Hermann Bücking wurde am 7. November 1863 als Sohn des Schmieds Hermann Bücking in Borbeck geboren. Nach sechs Jahren Volksschule besuchte er die Borbecker Rektoratsschule. 1878 verließ der 15-jährige Hermann die Schule und arbeitete als Lehrling in der unterhalb der Pfarrkirche St. Dionysius im Weidkamp gelegenen väterlichen Schmiede, die 1802 von Franz Bücking gegründet worden war. Auf Wunsch des Vaters, der in der örtlichen Kirchengemeinde St. Dionysius als Vorsitzender des Gemeinderats stark engagiert war, erhielt Hermann Bücking durch einen Geistlichen in der Gemeinde Privatunterricht in Latein und Französisch.


Schmiede von Hermann Bücking sen. am Weidkamp in Borbeck um 1870, zweiter von rechts ist Hermann Bücking, der als Missionar nach Togo ging.

Durch einen Freund kam er in Kontakt zu den Steyler Patres.
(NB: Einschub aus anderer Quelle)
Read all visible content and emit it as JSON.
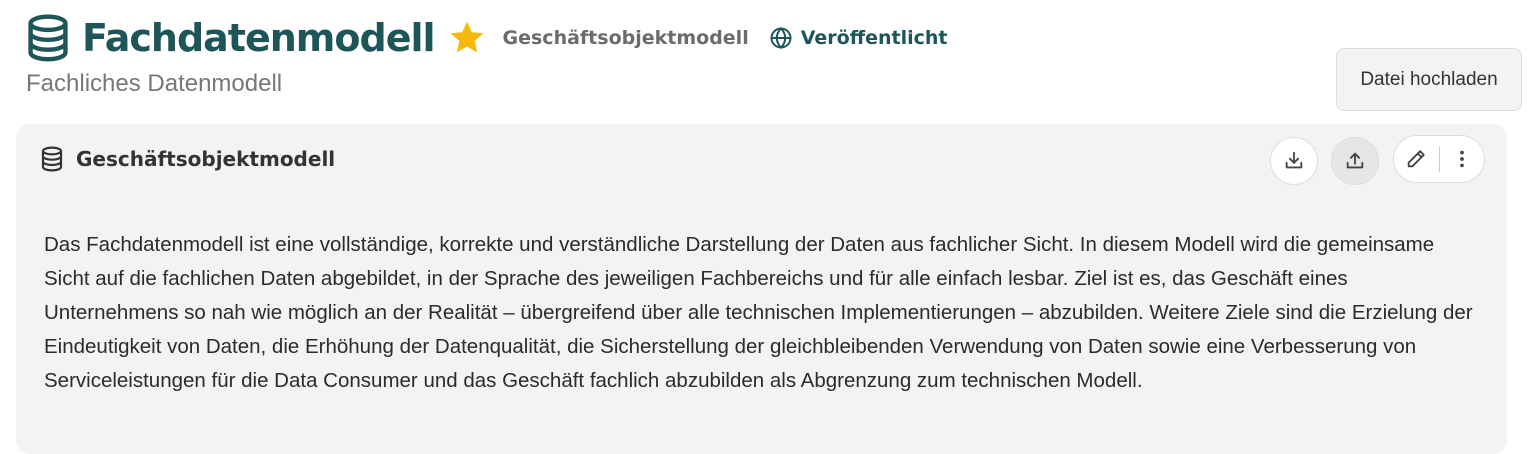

Nach einem Besuch des Missionshauses in Steyl wuchs in Hermann Bücking der Wunsch, Priester zu werden. Er bat den Gründer und Rektor des Missionshauses St. Michael in Steyl, P. Arnold Janssen (1837-1909), ihn als Schüler, nicht als Schmied, aufzunehmen. Am 6. April 1880 traf Hermann Bücking in Steyl ein. Dort begann er in der untersten Klasse seine schulische Ausbildung. Hermann Bücking erwies sich als ein fleißiger, frommer und ernster Schüler, der an freien Tagen gern in der Schlosserei aushalf. 1885 legte er das Schlussexamen es. Es folgten zwei Jahre Lyzeum (ebenfalls in Steyl), philosophisch-theologische Studien und die Profess. Nach einer Phase der Unsicherheit und des Zweifels empfing er am 11. Mai 1890 durch Weihbischof Antonius Fischer, den späteren Erzbischof und Kardinal von Köln, die Priesterweihe.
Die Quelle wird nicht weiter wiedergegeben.